Led by chairman Michael Hudson and independent director Filip Kozlowski, the board has undertaken to "identify, examine and consider all potential opportunities that could help increase shareholder value and enable Leading Edge to accelerate customer engagement in the fast-developing European battery materials industry".
Leading Edge said Monday the strategic review could result in a sale, a joint venture or spin-out of any of the company's individual assets and/or a change in the company's management structure.
No fixed timeline has been set for the review.
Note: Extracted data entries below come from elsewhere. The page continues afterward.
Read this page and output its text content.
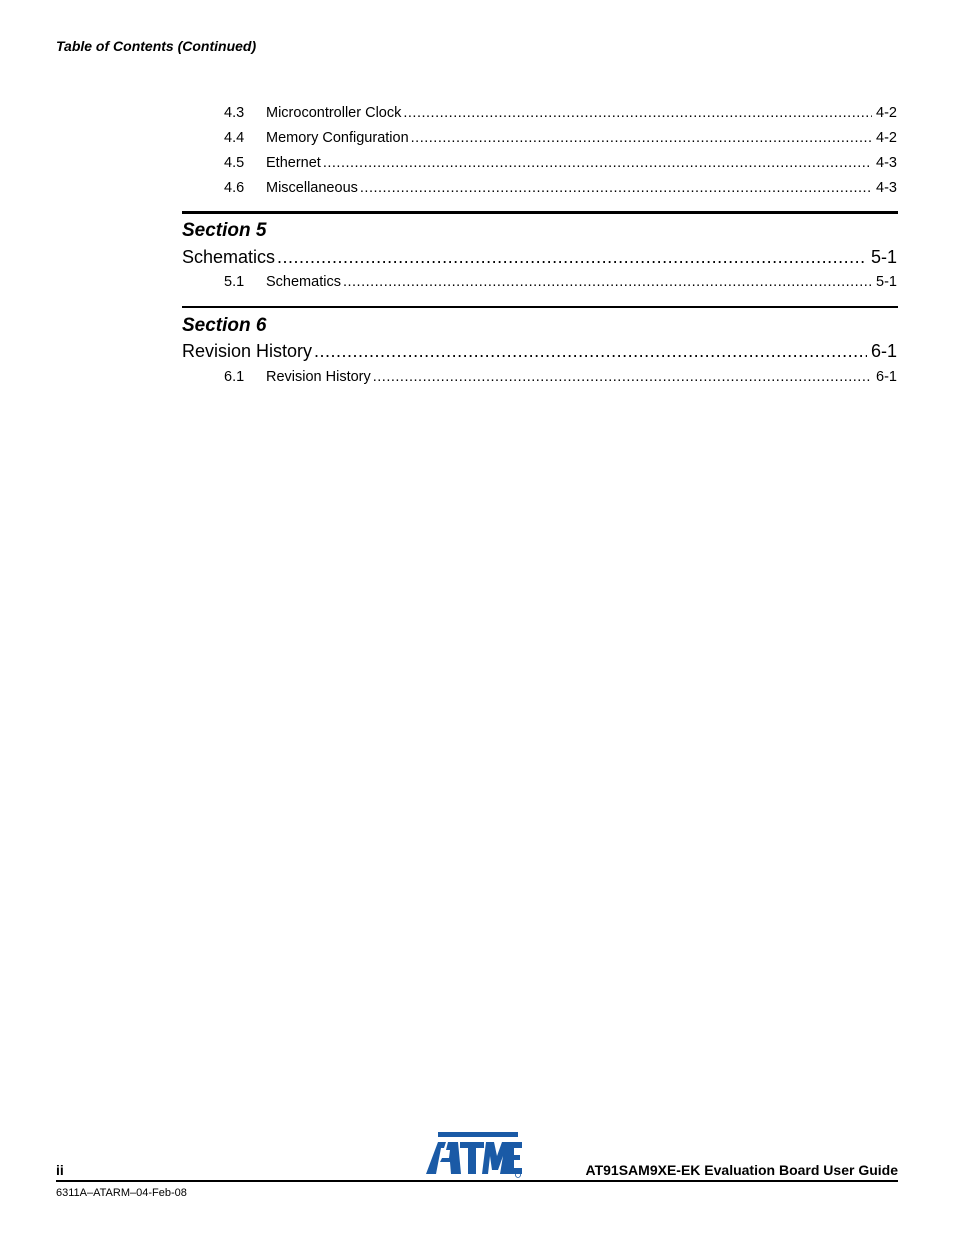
Table of Contents (Continued)
4.3 Microcontroller Clock .....	4-2
4.4 Memory Configuration .....	4-2
4.5 Ethernet .....	4-3
4.6 Miscellaneous .....	4-3
Section 5
Schematics .....	5-1
5.1 Schematics .....	5-1
Section 6
Revision History .....	6-1
6.1 Revision History .....	6-1
ii	AT91SAM9XE-EK Evaluation Board User Guide
6311A–ATARM–04-Feb-08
Vancouver-based Leading Edge owns the fully built and permitted Woxna graphite mine in Sweden, and the Bihor Sud cobalt-copper-nickel project in Romania, both of which are high-merit and unique projects within the European raw materials sector.
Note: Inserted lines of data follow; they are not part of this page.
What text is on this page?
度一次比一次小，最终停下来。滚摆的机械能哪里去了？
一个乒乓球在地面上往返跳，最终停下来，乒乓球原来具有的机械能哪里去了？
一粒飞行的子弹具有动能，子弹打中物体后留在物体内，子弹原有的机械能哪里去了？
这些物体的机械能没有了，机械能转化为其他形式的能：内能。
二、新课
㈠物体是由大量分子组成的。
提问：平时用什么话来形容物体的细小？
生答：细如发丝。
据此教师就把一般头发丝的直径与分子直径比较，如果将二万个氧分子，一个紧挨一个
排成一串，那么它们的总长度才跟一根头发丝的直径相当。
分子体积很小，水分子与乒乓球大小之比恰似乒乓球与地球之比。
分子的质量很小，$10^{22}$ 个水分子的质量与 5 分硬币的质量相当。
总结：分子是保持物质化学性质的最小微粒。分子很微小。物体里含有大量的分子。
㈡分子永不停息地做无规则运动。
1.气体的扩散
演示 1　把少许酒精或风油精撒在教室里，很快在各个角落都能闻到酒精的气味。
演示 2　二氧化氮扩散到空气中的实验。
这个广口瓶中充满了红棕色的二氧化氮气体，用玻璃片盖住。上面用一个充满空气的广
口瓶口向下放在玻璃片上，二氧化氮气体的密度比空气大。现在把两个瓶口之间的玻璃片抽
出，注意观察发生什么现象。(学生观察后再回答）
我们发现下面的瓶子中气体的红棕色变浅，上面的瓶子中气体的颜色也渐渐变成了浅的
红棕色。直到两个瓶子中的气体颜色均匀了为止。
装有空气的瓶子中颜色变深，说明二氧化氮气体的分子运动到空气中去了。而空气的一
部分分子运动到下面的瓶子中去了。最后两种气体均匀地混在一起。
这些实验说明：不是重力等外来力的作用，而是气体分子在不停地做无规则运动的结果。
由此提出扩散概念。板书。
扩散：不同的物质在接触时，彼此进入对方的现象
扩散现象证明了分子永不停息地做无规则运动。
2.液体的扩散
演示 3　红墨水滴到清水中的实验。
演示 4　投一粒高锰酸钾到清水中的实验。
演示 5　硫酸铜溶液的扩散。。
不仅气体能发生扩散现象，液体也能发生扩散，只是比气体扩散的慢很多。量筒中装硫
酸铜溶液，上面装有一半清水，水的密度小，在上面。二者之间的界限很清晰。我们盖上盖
Woxna, mothballed since 2001 with only sporadic production since, is a unique European graphite project, ideally positioned to become an important supplier of graphite for the high-growth lithium-ion battery market. As lithium-ion batteries contain up to 20% high purity graphite in the anode, it is an increasingly critical raw material as battery manufacturing expands in Europe and elsewhere outside of China.
Hudson said the company would continue to work on positioning Leading Edge as a key player in the growing market for sustainably sourced strategic and critical raw materials, enabling a new energy paradigm for current and future generations.
Most recently, it was making strides in bench-scale tests to design and install a battery-graphite demonstration plant at the Woxna site, which would be able to produce "meaningful" quantities of lithium-ion battery anode material to prospective industrial customers.
The company's shares traded 10% or C2c higher Monday at 22c, giving it a market value of $21 million. The equity last peaked at 99c a year ago.